World’s fastest-growing payment method favoured as cost of living soars

June 21, 2022

South Africans are struggling on the back of fuel price increases along with rising food and utility costs. Increasingly, credit cards are being used to pay for expenses, which is a dangerous trend in a country that is already highly indebted.

According to SA’s largest buy now pay later (BNPL) provider, Payflex, this payment method provides short-term relief by offering a convenient interest-free way for consumers to pay off their purchases. BNPL is projected by Worldpay to be the world's fastest-growing payment method between 2021 and 2025 and is gaining significant traction in South Africa.

Credit cards versus buy now pay later

Paul Behrmann, Payflex CEO, says that BNPL’s interest-free payment model can be a lifeline for smaller purchases, especially if you time your six week payment period carefully to cover two salary cycles. “BNPL allows consumers to replace expensive credit with an interest-free payment plan that promotes responsible spending. Increasingly South Africans are switching to interest-free BNPL from credit cards, which can be expensive and lead to overindebtedness, as only low minimum monthly payments are required.”

Payflex’s BNPL service differs from traditional credit offerings as customers do not pay for the service (zero interest, zero fees) and repayments follow a fixed 6-week repayment schedule that require the full balance to be repaid over the period. This is in stark contrast to credit cards which provide customers with high credit limits that can be spent all at once. Credit cards do also not require the full balance to be repaid - and so encourage long-term debt at high interest charges.

The average purchase value using Payflex is R1,200, making it ideal for smaller, non-essential purchases like fashion items. “New customers are allocated a conservative spend limit based on their risk profile. Each purchase is split into four instalments, and customers who pay their instalments on time are granted a higher spend limit. This is a more responsible model than traditional credit cards which provide a large open line of credit upfront and encourage long term repayments at high interest charges,” said Behrmann.

If a customer misses an instalment payment, Payflex charges a fixed penalty fee and blocks the BNPL facility until all outstanding payments have been paid. This prevents customers in financial difficulty from adding additional debt which they may not be able to repay.

Payflex’s BNPL is available at over 1,800 online merchants but the company’s phenomenal growth has led Payflex to offer its BNPL payment option in physical stores as well.

“The approval process takes seconds and you can make your BNPL purchase immediately using a user-friendly app. Simplicity is the key to short-term financing with no hidden costs,” says Behrmann.
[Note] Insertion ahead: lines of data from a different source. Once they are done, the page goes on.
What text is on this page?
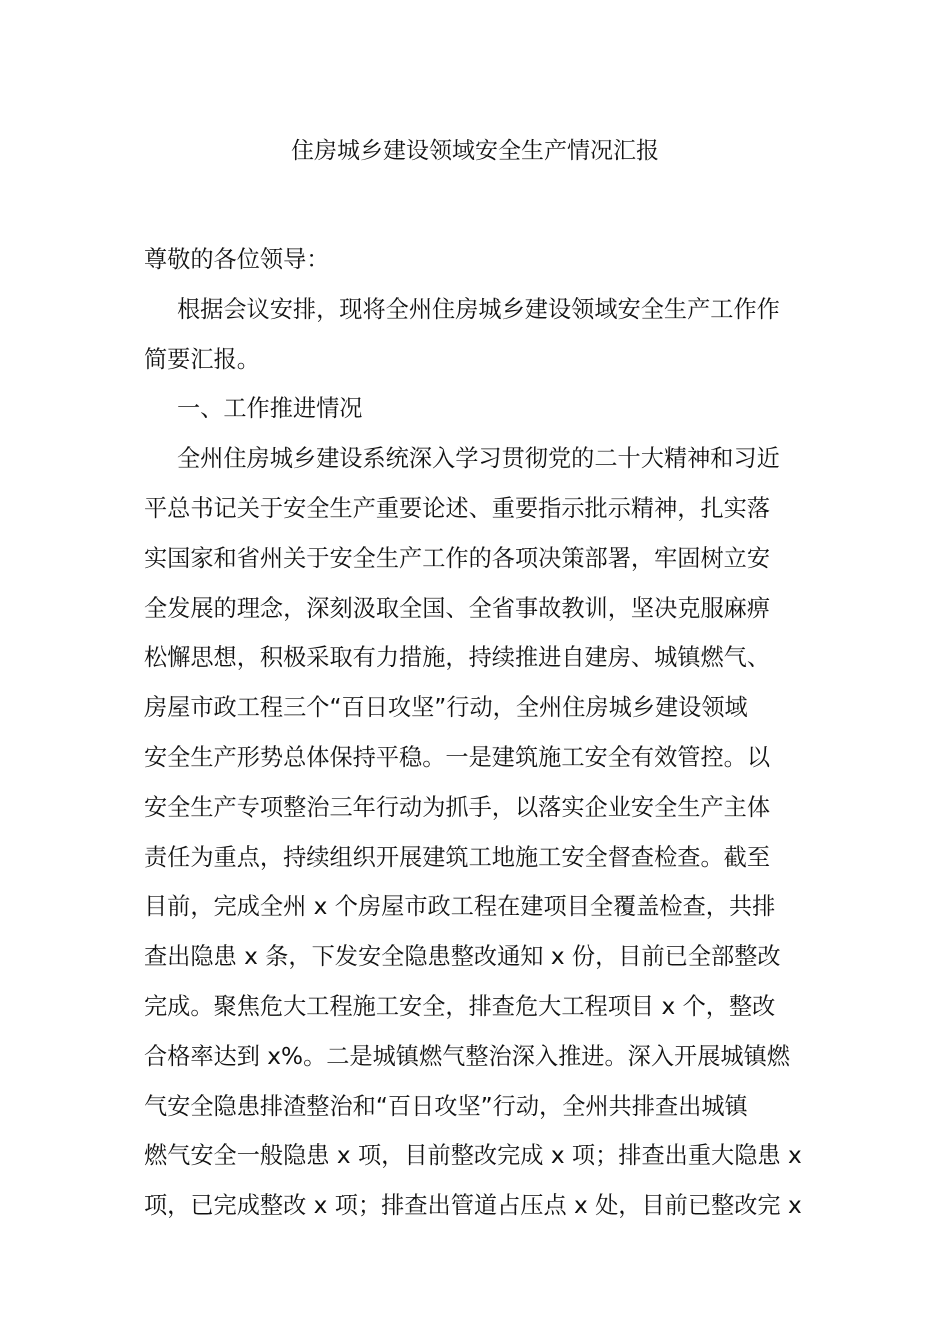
住房城乡建设领域安全生产情况汇报

尊敬的各位领导：

根据会议安排，现将全州住房城乡建设领域安全生产工作作

简要汇报。

一、工作推进情况

全州住房城乡建设系统深入学习贯彻党的二十大精神和习近

平总书记关于安全生产重要论述、重要指示批示精神，扎实落

实国家和省州关于安全生产工作的各项决策部署，牢固树立安

全发展的理念，深刻汲取全国、全省事故教训，坚决克服麻痹

松懈思想，积极采取有力措施，持续推进自建房、城镇燃气、

房屋市政工程三个“百日攻坚”行动，全州住房城乡建设领域

安全生产形势总体保持平稳。一是建筑施工安全有效管控。以

安全生产专项整治三年行动为抓手，以落实企业安全生产主体

责任为重点，持续组织开展建筑工地施工安全督查检查。截至

目前，完成全州 x 个房屋市政工程在建项目全覆盖检查，共排

查出隐患 x 条，下发安全隐患整改通知 x 份，目前已全部整改

完成。聚焦危大工程施工安全，排查危大工程项目 x 个，整改

合格率达到 x%。二是城镇燃气整治深入推进。深入开展城镇燃

气安全隐患排渣整治和“百日攻坚”行动，全州共排查出城镇

燃气安全一般隐患 x 项，目前整改完成 x 项；排查出重大隐患 x

项，已完成整改 x 项；排查出管道占压点 x 处，目前已整改完 x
Payflex was recently acquired by global BNPL provider Zip, which has 11.4 million customers and tens of thousands of merchants in 13 countries. “Interestingly, customer default rates in SA are the lowest in Zip globally, putting an end to the idea that South Africans do not honour their financial commitments. Risk-averse consumers are looking for budget-friendly payment options, so while the credit card will continue to be a significant payment method, the alternative payments landscape has emerged as a major contender in digital payments,” says Behrmann.